I thought I was simple, but it was fake. Because I used to take any feelings that didn’t fall into “conducive to moving forward”, box them up, pack them away, and hide them in the crevices of the body, mind, soul. Turns out, eventually all the boxes need to be unpacked. Unpacking is complex. Unpacking is messy. Unpacking leaves a mess. Unpacking takes time. But unpacking is necessary.
I think the goal is simple, but simplicity is surprisingly hard to come by. Complexity seems to be the gold standard nowadays, people like to be complex, but maybe because we like to think we’re special. But complexity isn’t special- complexity is inefficiency, it’s average, it’s normal, it’s a mess. It’s unpacking without cleaning up. Simple means struggling through the complex, and reaching the land of the simple again. Simple should be the gold standard. I don’t understand why it’s not.
I’m somehow obsessed with Paris. I think I am going to go there in May. I also really want to learn French. I think it’s somewhat frivolous, but how can you define frivolity if you don’t even know what the goal is? What is the goal? Maybe it’s just doing something for yourself. Like learning French. And going to Paris. I think it’s a luxury to care about details, and aromas and languages, and art, and culture. I grew up feeling that way, I grew up trained to think that way, I grew up Indian. Is that Indian? I grew up, poised to join the rat race. Too bad that didn’t happen.

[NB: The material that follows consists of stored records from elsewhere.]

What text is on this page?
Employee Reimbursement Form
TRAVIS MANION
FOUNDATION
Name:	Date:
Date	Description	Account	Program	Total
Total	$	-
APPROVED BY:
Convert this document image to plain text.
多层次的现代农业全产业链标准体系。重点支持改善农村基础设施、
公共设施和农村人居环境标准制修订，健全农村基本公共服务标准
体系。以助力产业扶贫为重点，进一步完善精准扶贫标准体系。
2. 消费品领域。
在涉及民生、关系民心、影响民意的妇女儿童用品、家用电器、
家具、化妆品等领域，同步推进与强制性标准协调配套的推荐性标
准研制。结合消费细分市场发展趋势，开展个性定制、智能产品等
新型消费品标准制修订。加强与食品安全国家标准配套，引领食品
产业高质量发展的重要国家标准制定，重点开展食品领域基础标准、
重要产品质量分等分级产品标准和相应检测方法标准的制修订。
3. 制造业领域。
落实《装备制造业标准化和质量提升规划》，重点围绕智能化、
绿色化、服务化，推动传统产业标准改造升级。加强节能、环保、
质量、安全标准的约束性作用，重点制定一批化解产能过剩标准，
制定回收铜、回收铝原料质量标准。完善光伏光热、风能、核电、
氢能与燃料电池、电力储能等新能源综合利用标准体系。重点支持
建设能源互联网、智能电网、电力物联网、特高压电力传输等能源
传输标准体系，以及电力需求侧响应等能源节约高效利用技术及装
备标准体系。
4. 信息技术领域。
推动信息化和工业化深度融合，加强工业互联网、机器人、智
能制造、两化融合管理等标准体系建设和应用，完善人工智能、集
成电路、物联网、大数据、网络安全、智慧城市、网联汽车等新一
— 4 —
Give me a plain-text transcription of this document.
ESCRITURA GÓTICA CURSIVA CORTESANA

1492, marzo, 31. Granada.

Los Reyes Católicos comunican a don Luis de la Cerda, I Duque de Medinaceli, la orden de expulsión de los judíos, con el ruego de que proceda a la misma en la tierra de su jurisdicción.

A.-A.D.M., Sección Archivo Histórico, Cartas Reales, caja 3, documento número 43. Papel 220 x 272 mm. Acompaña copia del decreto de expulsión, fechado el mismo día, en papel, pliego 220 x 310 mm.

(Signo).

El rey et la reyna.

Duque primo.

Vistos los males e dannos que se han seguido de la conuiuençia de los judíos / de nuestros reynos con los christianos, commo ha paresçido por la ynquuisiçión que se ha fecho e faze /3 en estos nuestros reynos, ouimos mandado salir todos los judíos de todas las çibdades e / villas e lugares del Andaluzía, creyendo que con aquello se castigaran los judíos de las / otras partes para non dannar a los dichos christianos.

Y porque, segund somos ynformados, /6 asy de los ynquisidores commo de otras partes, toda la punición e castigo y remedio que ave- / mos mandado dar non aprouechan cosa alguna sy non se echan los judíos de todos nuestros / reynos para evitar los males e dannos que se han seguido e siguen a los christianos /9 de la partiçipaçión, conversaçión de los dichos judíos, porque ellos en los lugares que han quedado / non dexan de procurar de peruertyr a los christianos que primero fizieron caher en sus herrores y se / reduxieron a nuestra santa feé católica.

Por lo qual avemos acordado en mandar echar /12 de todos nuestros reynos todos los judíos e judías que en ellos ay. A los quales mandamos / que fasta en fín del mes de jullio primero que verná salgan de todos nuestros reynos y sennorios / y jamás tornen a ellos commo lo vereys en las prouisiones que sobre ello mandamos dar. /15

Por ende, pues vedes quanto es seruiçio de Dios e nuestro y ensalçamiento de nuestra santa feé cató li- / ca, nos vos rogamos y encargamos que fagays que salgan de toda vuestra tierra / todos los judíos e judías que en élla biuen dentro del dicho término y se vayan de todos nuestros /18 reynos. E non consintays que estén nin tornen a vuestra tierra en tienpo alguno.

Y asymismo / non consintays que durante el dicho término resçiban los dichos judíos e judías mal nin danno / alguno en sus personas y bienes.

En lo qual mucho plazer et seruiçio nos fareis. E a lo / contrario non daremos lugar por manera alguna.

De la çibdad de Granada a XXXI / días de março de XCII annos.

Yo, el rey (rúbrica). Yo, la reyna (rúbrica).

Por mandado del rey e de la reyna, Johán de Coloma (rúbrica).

My M.O. is masochism. I am coming to terms with that. Most people do things because they enjoy them. I enjoy doing things that I don’t think I can do. Things that are inherently out of my comfort zone. I want to become a master of the Indian Stock Market. Mostly because I want to shoot myself whenever I look at balance sheets, but I can see improvement, and I can see myself learn, and I can see myself becoming something I never thought I could become
I think the love child of masochism is new possibilities. For me the two are linked. Out of pain, comes something new, something you never saw yourself doing before. I think that’s beautiful.
I want to go on creating different incarnations of myself, house them in one, and pull them out when needed.
I want to be so many different people.